The fair is all about fun, with a serious message. These days, only two percent of the population of the United States works in agriculture. Because most of the population is not involved in farming or food production, there is a need to educate people about agriculture via a program called “farm to table.”
The Erie County Fair is scheduled for August 10th through the 21st. 
What summertime events are you looking forward to?

3 thoughts on “The entertaining history of the Erie County Fair”

  1. That's a long county fair. I haven't been to our county fair (Broome) in many years. Even longer for the neighboring county's fair (Tioga), which used to be held in August and is now held in July. I enjoy some of the agricultural aspects. I hope to get to the NYS Fair this year for Senior Day.
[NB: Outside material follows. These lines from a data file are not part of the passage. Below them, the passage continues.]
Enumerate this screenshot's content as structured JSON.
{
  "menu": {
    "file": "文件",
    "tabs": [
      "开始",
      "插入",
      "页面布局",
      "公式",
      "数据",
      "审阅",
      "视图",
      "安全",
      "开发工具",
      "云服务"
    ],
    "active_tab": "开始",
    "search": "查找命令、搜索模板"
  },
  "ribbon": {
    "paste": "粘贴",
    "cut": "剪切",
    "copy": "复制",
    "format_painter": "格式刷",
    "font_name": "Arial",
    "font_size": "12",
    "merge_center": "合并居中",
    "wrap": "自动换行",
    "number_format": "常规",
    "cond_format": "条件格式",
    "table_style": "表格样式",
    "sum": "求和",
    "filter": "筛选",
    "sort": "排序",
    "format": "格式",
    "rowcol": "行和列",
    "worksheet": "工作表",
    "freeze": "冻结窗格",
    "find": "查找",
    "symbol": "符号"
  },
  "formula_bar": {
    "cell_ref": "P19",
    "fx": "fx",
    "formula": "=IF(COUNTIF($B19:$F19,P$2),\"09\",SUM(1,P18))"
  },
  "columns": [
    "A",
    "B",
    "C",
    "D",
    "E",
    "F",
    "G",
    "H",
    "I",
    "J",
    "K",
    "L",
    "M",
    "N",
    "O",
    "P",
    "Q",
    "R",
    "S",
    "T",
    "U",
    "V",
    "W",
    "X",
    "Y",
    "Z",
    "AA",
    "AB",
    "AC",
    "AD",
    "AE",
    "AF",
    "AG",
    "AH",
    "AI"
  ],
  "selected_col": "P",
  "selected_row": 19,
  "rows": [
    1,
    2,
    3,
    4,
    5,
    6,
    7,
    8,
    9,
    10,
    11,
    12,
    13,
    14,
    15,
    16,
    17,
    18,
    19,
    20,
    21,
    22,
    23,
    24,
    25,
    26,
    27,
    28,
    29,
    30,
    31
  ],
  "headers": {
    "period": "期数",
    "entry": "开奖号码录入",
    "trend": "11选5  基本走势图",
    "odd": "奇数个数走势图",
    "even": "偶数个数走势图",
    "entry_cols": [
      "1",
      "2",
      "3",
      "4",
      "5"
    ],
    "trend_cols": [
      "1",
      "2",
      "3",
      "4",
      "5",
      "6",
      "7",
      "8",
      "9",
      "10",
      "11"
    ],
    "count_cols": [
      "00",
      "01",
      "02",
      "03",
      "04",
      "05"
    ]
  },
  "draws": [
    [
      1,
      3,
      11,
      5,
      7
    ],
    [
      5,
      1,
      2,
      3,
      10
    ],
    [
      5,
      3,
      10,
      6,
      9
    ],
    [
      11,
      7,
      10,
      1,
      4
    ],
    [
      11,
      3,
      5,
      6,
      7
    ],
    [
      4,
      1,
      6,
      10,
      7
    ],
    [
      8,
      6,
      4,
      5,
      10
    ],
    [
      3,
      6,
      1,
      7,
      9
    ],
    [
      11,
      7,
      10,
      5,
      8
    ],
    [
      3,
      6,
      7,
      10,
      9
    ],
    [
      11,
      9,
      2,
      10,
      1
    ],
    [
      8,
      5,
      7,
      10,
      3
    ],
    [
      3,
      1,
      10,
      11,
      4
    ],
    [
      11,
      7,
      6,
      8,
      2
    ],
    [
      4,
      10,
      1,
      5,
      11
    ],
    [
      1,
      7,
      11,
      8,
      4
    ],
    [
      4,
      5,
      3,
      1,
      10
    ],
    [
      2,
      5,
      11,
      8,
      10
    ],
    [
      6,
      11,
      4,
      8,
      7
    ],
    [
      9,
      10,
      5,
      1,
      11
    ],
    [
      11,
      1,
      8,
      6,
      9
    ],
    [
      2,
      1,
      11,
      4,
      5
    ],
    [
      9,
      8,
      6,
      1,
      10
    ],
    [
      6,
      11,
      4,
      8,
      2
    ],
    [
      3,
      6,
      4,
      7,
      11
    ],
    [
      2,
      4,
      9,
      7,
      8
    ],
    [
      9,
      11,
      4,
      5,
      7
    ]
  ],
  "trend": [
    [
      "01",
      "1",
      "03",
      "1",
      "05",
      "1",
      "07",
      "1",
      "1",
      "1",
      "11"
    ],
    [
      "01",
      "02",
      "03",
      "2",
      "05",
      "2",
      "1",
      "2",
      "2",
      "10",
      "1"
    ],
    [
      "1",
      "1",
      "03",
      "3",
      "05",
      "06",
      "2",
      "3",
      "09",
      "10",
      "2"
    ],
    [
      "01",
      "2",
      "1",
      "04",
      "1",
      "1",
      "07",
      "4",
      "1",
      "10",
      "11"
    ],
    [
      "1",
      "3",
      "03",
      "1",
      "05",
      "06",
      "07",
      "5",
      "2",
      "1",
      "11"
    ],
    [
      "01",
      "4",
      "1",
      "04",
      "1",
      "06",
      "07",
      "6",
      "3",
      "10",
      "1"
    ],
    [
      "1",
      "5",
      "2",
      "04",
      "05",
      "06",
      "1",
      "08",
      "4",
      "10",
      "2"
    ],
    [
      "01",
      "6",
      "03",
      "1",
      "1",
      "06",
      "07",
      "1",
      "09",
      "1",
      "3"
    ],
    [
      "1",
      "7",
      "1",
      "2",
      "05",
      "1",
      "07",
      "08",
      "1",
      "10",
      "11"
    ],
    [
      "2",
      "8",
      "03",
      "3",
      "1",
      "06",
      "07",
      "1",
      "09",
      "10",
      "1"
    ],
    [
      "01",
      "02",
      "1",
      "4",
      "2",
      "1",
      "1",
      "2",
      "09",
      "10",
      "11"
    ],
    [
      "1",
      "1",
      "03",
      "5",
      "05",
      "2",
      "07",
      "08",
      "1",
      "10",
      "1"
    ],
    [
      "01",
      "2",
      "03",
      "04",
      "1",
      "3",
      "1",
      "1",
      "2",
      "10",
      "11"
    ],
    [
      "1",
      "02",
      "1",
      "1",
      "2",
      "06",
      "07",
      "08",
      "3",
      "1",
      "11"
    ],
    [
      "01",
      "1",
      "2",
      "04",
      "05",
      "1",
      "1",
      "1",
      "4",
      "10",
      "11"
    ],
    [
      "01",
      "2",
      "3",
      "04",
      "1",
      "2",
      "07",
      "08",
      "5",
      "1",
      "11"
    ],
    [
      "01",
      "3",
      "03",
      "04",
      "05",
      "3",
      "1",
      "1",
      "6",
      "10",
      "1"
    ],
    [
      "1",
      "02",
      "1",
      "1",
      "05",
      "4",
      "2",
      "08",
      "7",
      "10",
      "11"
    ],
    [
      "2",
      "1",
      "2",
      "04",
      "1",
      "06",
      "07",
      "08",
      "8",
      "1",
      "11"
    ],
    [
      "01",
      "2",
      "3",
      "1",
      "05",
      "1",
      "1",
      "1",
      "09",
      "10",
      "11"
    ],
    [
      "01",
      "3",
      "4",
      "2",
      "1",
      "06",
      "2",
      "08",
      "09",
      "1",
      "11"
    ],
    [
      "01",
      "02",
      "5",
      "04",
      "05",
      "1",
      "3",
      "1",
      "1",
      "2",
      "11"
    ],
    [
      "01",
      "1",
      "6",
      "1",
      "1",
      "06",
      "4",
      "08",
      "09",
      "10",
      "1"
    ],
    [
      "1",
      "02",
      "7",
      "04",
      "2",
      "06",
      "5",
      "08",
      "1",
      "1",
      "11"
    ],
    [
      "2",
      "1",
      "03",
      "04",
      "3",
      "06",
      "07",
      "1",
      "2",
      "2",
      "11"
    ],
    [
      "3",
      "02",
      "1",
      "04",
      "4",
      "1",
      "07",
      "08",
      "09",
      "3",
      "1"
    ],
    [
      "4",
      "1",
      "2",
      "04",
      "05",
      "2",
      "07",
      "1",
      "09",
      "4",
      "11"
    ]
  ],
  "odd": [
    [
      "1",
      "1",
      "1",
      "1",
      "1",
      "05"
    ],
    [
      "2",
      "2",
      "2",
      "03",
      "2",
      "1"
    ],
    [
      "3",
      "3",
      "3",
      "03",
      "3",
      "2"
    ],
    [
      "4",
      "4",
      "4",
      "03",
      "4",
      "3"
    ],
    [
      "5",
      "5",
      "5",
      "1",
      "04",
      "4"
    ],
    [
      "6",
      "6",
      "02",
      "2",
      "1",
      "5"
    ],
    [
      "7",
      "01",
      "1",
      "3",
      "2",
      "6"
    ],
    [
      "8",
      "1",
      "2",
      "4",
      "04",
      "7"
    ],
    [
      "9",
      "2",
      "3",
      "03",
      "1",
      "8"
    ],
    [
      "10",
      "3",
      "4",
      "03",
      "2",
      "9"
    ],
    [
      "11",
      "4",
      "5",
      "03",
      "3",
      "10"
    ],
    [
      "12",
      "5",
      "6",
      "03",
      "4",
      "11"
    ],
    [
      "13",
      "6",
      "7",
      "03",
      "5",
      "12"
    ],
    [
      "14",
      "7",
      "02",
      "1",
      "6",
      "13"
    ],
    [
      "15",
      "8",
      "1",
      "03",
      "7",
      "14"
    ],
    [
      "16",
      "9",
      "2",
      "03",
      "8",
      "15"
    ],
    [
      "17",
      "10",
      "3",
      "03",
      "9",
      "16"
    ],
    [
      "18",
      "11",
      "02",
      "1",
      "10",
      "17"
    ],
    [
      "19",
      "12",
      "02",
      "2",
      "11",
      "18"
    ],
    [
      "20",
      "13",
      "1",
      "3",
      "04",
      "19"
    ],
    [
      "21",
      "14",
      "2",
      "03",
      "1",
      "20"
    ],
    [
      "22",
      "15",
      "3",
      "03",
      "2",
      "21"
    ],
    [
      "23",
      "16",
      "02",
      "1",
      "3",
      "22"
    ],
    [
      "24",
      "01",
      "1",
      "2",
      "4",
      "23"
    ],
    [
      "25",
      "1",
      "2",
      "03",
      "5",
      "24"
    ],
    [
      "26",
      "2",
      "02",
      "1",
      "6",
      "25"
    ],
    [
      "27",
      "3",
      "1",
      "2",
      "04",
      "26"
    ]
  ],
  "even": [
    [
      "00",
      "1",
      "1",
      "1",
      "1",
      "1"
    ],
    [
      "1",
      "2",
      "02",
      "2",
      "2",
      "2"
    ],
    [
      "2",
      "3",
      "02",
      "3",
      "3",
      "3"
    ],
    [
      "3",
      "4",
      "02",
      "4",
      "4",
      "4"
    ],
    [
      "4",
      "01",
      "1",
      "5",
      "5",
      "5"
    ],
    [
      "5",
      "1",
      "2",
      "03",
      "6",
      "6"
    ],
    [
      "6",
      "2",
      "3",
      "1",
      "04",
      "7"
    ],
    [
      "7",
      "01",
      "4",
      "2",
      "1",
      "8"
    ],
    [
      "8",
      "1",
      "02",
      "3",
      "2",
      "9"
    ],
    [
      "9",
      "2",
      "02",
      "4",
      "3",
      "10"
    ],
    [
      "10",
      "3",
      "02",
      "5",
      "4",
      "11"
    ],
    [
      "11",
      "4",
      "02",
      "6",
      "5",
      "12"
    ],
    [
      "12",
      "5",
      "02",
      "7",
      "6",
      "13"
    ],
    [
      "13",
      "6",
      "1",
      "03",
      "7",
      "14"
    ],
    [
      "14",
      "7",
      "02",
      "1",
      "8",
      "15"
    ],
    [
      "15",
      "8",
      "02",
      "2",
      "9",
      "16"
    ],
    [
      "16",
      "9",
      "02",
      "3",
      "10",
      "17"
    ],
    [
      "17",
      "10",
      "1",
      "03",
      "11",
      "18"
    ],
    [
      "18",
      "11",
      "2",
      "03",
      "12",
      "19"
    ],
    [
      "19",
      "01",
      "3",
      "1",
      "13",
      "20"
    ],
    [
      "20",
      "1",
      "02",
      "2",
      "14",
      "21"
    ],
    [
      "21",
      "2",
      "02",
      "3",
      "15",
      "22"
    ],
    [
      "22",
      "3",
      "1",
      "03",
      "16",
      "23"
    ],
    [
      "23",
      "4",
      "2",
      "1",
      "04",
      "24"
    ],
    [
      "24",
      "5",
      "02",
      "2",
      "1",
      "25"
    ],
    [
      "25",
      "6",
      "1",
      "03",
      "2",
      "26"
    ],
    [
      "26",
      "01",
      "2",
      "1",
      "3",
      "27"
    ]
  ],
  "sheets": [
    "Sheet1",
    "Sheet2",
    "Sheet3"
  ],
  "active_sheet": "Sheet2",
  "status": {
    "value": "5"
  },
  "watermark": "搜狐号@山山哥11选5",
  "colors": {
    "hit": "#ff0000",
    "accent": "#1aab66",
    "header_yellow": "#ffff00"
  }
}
  2. Jeanine @ The Storybook Healing Blog

    What an interesting history! I like that they educate people about agriculture. I think we need to pay a lot more attention to where our food comes from. But how interesting that the first hamburgers had coffee & brown sugar in them. I think I'm glad we don't still make them that way. 🙂

  3. How I loved our county fair when we livedin upstate New York. It's great to read the history of your fair, I may have to dig up the info on ours!